The Post, recensione del film di Steven Spielberg

The Post

In un momento storico in cui, negli Stati Uniti, la battaglia dei sessi è a un punto critico e la libertà di stampa è minacciata dai vertici del governo, arriva in sala The Post, il trentesimo film di Steven Spielberg, mai più attuale di oggi.

 

la storia nascosta dietro alla pubblicazione dei Pentagon Papers

Il film racconta la storia nascosta dietro alla pubblicazione dei Pentagon Papers,  i Quaderni del Pentagono, avvenuta nel 1971 sul Washington Post. L’occultamento dei documenti top secret sulle strategie e i rapporti del governo degli Stati Uniti con il Vietnam tra gli anni quaranta e sessanta è la scintilla che innesca una battaglia tra il Post e la Casa Bianca, una guerra in nome della trasparenza e della libertà di stampa.
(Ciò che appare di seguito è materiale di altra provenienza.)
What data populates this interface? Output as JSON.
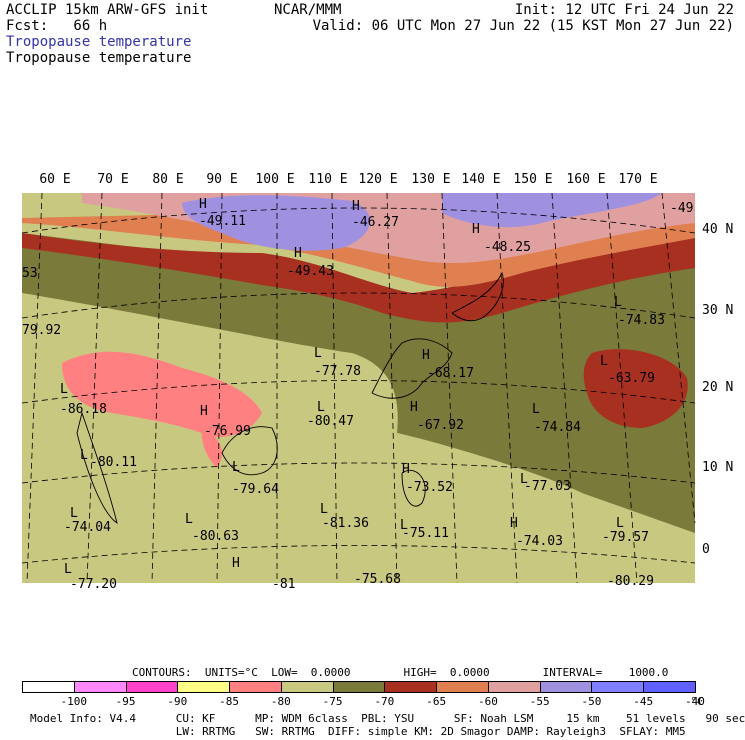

In particolare, il film racconta la battaglia del direttore del giornale, Ben Bradlee (Tom Hanks), e della proprietaria dello stesso, Kay Graham (Meryl Streep), che hanno unito le forze per rivendicare il loro dovere di dire la verità alla nazione, in quanto giornalisti e in quanto tali il loro diritto di parola e di stampa, in base al primo Emendamento.

The Post racconta anche la presa di coscienza di una donna che ha ereditato, in quanto donna non dal padre ma dal marito, la proprietà di un giornale e che accetta finalmente di tenerne le redini, con tutti i rischi che questa responsabilità comporta.

Steven Spielberg sceglie una storia che narra eventi che sono ormai storia (sono passati quarant’anni dai fatti) e la sviluppa con il tono di un thriller pur mantenendo uno stile del racconto piano e allo stesso tempo incalzante. Il film fa parte dello stesso filone di Tutti gli uomini del Presidente, ma si distanzia dall’opera di Alan J. Pakula che invece narrava i fatti del Watergate a pochi anni di distanza. Pakula non aveva quindi la lucidità che ha avuto Spielberg e il regista di Cincinnati sfrutta questa distanza temporale come un punto di forza.

Steven Spielberg a Milano, con Meryl Streep e Tom Hanks, per The Post: “La stampa libera è il guardiano della democrazia”

the postAll’interno della filmografia di Spielberg, The Post si colloca nella stessa casella di Lincoln e de Il Ponte delle Spie, in quanto ogni dilemma messo in campo si risolve poi nella scelta morale del personaggio chiamato in causa. È l’avvocato che si trova a difendere la presunta spia, il Presidente Lincoln che trova la sua strada non convenzionale per raggiungere il suo nobile scopo, Kay Graham che decide di rischiare tutto, la vita, il giornale, l’azienda e i suoi dipendenti, per fare ciò che è giusto: non solo rivendicare il diritto di dire la verità, ma il dovere, sopra ogni cosa, di farlo.

Spielberg racconta con le sue inquadrature dall’alto la Kay di Meryl Streep, riservandole un trattamento visivo che aveva già regalato al Daniel Day-Lewis in Lincoln e che sottolinea la statura morale del personaggio, appunto, in una situazione che renderebbe molto più “comoda” l’amoralità, la mancanza di voce e di presa di coscienza.

The Post punta il dito anche contro il giornalismo, quello che a suo modo ha offerto alla politica la mano dell’amicizia, chiudendo un occhio su come venivano raccontati proprio dalla stampa quei personaggi. L’integerrimo Bradlee amico della Casa Bianca e di JFK, la stessa signora Graham in rapporti di amicizia intima proprio con Robert McNamara (protagonista del magnifico The Fog of War, sullo stesso tema), entrambi gli eroi della storia sono stati “morbidi” con chi avrebbero dovuto raccontare con più onestà intellettuale.

eroi che hanno lottato per il dovere di parola

Il film, infine, è un’ode alle macchine da scrivere, all’inchiostro e alla pressa, ma anche al tempo per fare il buon giornalismo, al tempo necessario a trovare la notizia, a verificare le fonti, pur con l’ansia di dover arrivare primi, emozioni, regole e tempi che il giornalismo di oggi non conosce più. The Post racconta di come, in quell’epoca e in quell’occasione, arrivare secondi (i primi a pubblicare parte dei fascicoli furono i giornalisti del New York Times) permise alla redazione di Ben Bradlee di combattere con i giusti mezzi una battaglia contro lo stesso Presidente Nixon, che voleva imbavagliare i giornali e che di lì a poco avrebbe dovuto fronteggiare il Watergate, che portò alle sue dimissioni.

The Post racconta di eroi, di professionisti, di donne e uomini che hanno temuto e lottato non solo per il diritto, ma per il dovere di parola.